Gold, Frankincense and Dust
Parma. A multiple pile-up occurs on the autostrada into the city. A truck transporting cattle skids off the road. Dozens of cows and bulls go on the rampage, injured and crazed. In the chaos, the burned body of a young woman is found at the side of the road. Her death has no apparent link to the carnage. Commissario Soneri is assigned the case. It is a welcome distraction: his mercurial lover Angela has decided to pursue other options, leaving him even more morose than usual. The dead woman is identified as Nina Iliescu, a Romanian immigrant whose beauty had enchanted a string of wealthy lovers. Temptress, muse, angel – she was all things to all men. Her murder conceals a crime and a sacrilege, and even in death she has a surprise waiting for Soneri.
The Dark Valley
Commissario Soneri returns home for a hard-earned autumn holiday, hoping to spend a few days mushroom picking on the slopes of Montelupo.

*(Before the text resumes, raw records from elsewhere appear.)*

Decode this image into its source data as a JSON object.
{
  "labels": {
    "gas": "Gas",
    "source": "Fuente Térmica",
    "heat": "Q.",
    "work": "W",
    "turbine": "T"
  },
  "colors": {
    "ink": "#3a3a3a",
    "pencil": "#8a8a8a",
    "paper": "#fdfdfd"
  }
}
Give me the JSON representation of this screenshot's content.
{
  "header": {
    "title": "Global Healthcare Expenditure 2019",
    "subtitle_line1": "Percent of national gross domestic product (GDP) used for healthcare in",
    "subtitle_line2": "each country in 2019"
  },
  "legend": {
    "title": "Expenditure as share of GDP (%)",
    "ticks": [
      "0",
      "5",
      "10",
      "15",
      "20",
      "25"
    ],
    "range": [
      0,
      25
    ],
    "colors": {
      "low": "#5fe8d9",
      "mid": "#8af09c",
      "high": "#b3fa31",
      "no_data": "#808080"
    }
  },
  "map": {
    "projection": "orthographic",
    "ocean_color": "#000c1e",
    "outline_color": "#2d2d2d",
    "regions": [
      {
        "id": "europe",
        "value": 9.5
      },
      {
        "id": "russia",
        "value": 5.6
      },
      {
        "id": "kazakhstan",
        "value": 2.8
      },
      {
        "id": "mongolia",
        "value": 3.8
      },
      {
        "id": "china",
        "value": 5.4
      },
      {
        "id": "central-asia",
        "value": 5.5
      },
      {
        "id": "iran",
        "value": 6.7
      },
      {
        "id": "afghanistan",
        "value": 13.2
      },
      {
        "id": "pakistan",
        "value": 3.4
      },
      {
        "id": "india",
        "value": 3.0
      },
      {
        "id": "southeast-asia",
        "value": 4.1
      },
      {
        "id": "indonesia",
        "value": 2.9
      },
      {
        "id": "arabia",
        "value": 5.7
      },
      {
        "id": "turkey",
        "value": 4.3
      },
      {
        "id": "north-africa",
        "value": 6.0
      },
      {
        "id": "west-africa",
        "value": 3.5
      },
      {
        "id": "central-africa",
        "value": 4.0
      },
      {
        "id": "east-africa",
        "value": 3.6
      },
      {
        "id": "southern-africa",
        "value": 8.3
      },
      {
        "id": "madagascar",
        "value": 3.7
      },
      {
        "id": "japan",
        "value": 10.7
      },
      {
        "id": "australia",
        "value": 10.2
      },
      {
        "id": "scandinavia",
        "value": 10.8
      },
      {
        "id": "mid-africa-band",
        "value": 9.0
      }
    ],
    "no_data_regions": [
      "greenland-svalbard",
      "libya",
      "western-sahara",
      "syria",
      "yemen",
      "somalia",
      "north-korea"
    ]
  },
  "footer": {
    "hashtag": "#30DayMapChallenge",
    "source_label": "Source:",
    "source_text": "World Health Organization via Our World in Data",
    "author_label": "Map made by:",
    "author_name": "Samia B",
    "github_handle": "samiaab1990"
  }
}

This isolated village relies on the salame factory founded in the post-war years by Palmiro Rodolfi, and now run by his son, Paride. On arrival, Soneri is greeted by anxious rumours about the factory’s solvency and the younger Rodolfi’s whereabouts. Not long afterwards, a decomposing body is found in the woods. In the shadow of Montelupo, carabinieri prepare to apprehend their chief suspect – an ageing woodsman who defended the same mountains from S.S. commandos during the war.
A Woman Much Missed
A few days before Christmas, with Parma gripped by frost and fog, Ghitta Tagliavini, the elderly owner of a guesthouse in the old town centre, is found murdered in her apartment. The case is assigned to Commissario Soneri, but the investigation holds a painful, personal element that sends waves of nostalgia sweeping through him. Tagliavini’s guesthouse is where Soneri met his late wife Ada, and where the young couple spent unforgettable hours in each other’s company. But the present can embitter even the sweetest memories. An old photograph of Ada with another man sends Soneri into a spiral of despondency, ever more so when he realises her death may be linked to Tagliavina’s lucrative sideline as a backstreet abortionist and faith healer. Though Soneri would like nothing more than to be allowed to drop the case, he doggedly persists, uncovering at last, along with the truth behind Tagliavini’s death, rife corruption at Parma’s rotten heart and a raft of ghosts from Italy’s divisive past.
The Lizard Strategy
Parma is blanketed in snow, but this pristine, white veneer cannot mask the stench of corruption. Its officials are no longer working for its people – only for themselves – crime is out of control and resentment festers in every district. Commissario Soneri remains at heart an idealist, so the state of Parma wounds him more than most. And now he is presented with three mysteries at once, each more impenetrable than the last. In a river creek on the outskirts of the city, tipped off by a local, he finds a mobile phone that rings through the night but holds no data; an elderly patient with senile dementia is reported missing from a hospice; and the mayor of Parma, who was reported as taking a holiday on the ski slopes, has disappeared off the face of the earth – just when he seemed certain to be implicated in a seismic corruption scandal at city hall.
The Unseen

Commissario Soneri, a Parma police officer and gourmet, is investigating an unsolved case of a dead body found in the Po River three years before. His colleagues at the time could not decide if it was a suicide or a murder, nor could they establish the victim's identity. To close the case, Soneri needs to look a little further. Yet it's just a formality, a matter of going through the motions. Soneri, however, is not one for formalities. He can't endure burying a person without a name, so he decides to reopen the case. The gourmet detective, an intelligent and apparently grouchy man, uses unconventional policing methods. His partner, Angela Cornelio, a lawyer, helps him with his enquiries. The investigation leads them to river life, where he tries to break the wall of silence, typical of small communities harbouring poachers, petty criminals and big-time profiteers - even a monster in the waters of the River Po. Soneri realises that the fog surrounding the Po makes things invisible and people unseen; it changes their identities; it deceives. And sometimes it kills.